The Federal Republic of Nigeria is located in the Western part of Africa. It became an independent state on October 1, 1960, after about 100 years under British colonization, and attained a republican status within the British Commonwealth three years after in 1963. Since independence, Nigeria has come under both military and civil administrations. The coming into force of the Constitution of the Federal Republic of Nigeria 1999 on May 29, 1999, ushered in the present democratic dispensation, popularly referred to as "the Fourth Republic." On this day, Chief Olusegun Obasanjo, a retired Army General and a one-time military Head of State (February 13, 1976 to September 30, 1979), became the President and Commander-in-chief of the Armed Forces of the Federal Republic of Nigeria following his victory in the presidential election conducted in 1999 as the candidate of the People’s Democratic Party. President Olusegun Obasanjo's ruling party, the People's Democratic Party, also won the second term after another general election in April 2003. On April 21, 2007, Alhaji Umaru Musa Yar’Adua, the Governor of Katsina State in Northwestern Nigeria between 1999 and 2007, and the flag bearer of the People's Democratic Party, was declared winner of the presidential election and he was subsequently sworn into office as President on May 29, 2007. Dr. Jonathan Ebele Jonathan, President Umaru Musa Yar’Adua’s Vice President, was sworn in as President following the death of Alhaji Umaru Musa Yar’Adua on May 5, 2011. He contested the presidential election in 2011 as the candidate of the ruling People’s Democratic Party and was sworn in as President on May 29, 2011. The current President and Head of State is Muhammadu Buhari. He was sworn on May 29, 2015 as the 15th post-Independence Head of Government.
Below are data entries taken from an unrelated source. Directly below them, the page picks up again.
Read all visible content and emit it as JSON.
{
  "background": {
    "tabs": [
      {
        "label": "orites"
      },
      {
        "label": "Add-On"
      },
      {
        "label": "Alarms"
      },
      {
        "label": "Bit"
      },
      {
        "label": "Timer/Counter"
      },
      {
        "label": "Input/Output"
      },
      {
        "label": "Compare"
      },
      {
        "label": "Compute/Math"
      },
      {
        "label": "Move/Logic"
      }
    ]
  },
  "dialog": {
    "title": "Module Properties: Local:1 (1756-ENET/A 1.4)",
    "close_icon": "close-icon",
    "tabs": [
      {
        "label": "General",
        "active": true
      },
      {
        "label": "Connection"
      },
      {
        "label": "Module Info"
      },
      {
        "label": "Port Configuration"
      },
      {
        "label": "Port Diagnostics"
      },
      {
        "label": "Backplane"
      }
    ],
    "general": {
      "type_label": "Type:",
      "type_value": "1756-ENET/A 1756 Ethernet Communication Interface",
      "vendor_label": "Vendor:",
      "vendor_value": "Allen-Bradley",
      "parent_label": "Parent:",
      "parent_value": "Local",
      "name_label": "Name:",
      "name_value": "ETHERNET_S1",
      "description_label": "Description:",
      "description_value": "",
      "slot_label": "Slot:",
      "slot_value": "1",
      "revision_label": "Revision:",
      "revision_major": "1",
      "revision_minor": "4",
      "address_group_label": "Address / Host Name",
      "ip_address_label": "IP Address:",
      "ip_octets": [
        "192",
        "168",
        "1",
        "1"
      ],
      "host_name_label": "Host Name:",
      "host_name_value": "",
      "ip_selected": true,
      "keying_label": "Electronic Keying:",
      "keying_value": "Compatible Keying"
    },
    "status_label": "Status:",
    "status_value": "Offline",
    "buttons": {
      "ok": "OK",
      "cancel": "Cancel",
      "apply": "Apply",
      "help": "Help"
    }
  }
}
He won the presidential election held in April 2015 as the candidate of the All Progressives Congress (APC) defeating the incumbent President Goodluck Ebele Jonathan of the People’s Democratic Party. Muhammadu Buhari. He is a retired general of the Nigerian Army and was Head of State from December 31, 1983 to August 27, 1985. In spite of the fact that Nigeria is experiencing its longest period of uninterrupted civilian administration (since May 29, 1999), the country may rightly be said to be in its tender years of democracy in view of the fact that 28 of Nigeria’s post-independence years were spent under the military.